Today, April 21 at 1:41 AM PDT Amazons AWS status page reported: "We are currently investigating latency and error rates with EBS volumes and connectivity issues reaching EC2 instances in the US-EAST-1 region.". This issue has not been fully resolved until now (1:48 PM PDT).
Besides the really good timing with the announced SkyNet attack from the Terminator Movies that was scheduled April 21, 2011 and helpful hints to Amazon engineers on twitter, there have been some thorough responses on the unexpected outage.
@scottmcnealyI said the Network is the Computer, I did not say it had 100% uptime.
@torrenegra: Today is Terminator's Judgment Day (4/21/2011).
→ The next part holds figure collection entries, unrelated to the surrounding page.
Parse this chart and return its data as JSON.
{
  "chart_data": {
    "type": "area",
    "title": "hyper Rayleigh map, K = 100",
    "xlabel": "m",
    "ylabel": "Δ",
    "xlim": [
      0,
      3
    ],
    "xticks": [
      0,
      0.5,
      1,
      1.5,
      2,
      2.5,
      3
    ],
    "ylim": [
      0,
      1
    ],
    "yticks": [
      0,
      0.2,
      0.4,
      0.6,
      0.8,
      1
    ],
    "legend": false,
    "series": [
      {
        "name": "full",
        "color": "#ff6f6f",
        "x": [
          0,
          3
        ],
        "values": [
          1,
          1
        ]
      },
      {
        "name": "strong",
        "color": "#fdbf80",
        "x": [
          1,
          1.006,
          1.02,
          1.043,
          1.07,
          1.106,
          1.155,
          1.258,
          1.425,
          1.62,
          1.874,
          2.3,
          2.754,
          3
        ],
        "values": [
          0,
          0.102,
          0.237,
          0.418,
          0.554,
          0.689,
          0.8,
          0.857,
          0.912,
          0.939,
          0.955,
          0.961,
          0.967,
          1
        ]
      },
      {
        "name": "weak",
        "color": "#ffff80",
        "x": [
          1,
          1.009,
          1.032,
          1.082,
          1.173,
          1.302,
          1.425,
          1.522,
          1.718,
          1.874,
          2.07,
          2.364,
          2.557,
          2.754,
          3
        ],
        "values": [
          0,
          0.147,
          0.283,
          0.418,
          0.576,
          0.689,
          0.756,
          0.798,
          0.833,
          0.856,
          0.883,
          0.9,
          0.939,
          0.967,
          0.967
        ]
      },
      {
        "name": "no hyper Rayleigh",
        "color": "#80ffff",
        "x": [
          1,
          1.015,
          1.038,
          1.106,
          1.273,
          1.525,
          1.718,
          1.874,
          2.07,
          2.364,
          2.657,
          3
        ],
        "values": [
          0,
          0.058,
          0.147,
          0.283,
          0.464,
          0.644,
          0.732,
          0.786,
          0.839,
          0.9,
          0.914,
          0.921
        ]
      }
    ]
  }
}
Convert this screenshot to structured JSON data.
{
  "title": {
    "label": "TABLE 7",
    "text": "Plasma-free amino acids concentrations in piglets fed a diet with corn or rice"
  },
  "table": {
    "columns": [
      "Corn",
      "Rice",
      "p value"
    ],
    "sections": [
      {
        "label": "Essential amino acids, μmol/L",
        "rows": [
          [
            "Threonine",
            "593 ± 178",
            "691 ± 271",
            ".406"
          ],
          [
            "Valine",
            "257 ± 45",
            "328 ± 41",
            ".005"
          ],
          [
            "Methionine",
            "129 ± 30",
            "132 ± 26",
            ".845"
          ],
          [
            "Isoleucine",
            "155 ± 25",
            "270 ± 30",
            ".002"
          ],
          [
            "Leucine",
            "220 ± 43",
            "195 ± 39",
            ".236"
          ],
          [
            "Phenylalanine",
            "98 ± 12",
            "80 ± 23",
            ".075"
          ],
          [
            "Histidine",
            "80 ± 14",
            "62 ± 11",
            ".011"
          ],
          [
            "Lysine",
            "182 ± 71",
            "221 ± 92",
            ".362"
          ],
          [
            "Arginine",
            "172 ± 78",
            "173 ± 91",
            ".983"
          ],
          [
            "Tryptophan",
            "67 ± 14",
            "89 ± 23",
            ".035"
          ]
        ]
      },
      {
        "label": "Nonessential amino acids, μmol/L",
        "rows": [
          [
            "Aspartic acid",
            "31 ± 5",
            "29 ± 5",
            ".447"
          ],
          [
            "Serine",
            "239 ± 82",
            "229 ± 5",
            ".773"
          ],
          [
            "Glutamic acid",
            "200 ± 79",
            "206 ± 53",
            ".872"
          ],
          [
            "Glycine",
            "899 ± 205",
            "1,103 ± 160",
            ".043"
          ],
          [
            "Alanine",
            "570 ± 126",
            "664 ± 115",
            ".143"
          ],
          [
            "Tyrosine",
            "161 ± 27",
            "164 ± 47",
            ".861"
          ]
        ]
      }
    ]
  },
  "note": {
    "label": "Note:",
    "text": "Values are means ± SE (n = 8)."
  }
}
Skynet was supposed to kill us all. Fortunately for us Skynet runs on Amazon EC2.
@Nicolethebear: Dear Amazon EC2 - have you tried turning it on & off again?
Usually the different Availability Zones with in one EC2 Region are not affected by each other as they are physically separated data-centers with optimized connections to ensure low latency. So architecting systems to span multiple AZ should provide enough risk management to compensate the outage of one or more of those zones. So the availability guarantees of those zones were questioned by several sources. PCWorld discusses that with Gartner analyst Drue Reeves and Reuven Cohen, founder and CTO of Enomaly. Competing cloud provider DotCloud which also relies on Amazon EC2 reports their experience with the failure and points out technical issues with disaster recovery.
Netflix engineers are quoted in a Hacker News thread with having few issues with this problem by spanning multiple Availability Zones ("Netflix is deployed in three zones, sized to lose one and keep going. Cheaper than cost of being down.")
Keith from backdrift.org gives some simple and effective advice on how to cope with such downtimes. For instance using configuration management systems for image setup and updates (e.g. puppet), synchronizing your cloud based data and securing your DNS configuration. A post by Clay Loveless details that further.
For getting early status updates about AWS issues, following @ylastic was recommended by Eric Hammond (Alestic) who describes how to get affected servers back online.
In the aftermath of todays event there will be many questions about the reliability of cloud based applications, the necessary architectural precautions and risk management to be answered. Not just by Amazon but by other cloud providers like VMware's cloudfoundry or Google App Engine. Another topic will be SLA's given by cloud providers - Amazon’s SLA for EC2 is 99.95% for multi-AZ deployments for external connectivity. Neither EBS nor RDS have SLAs.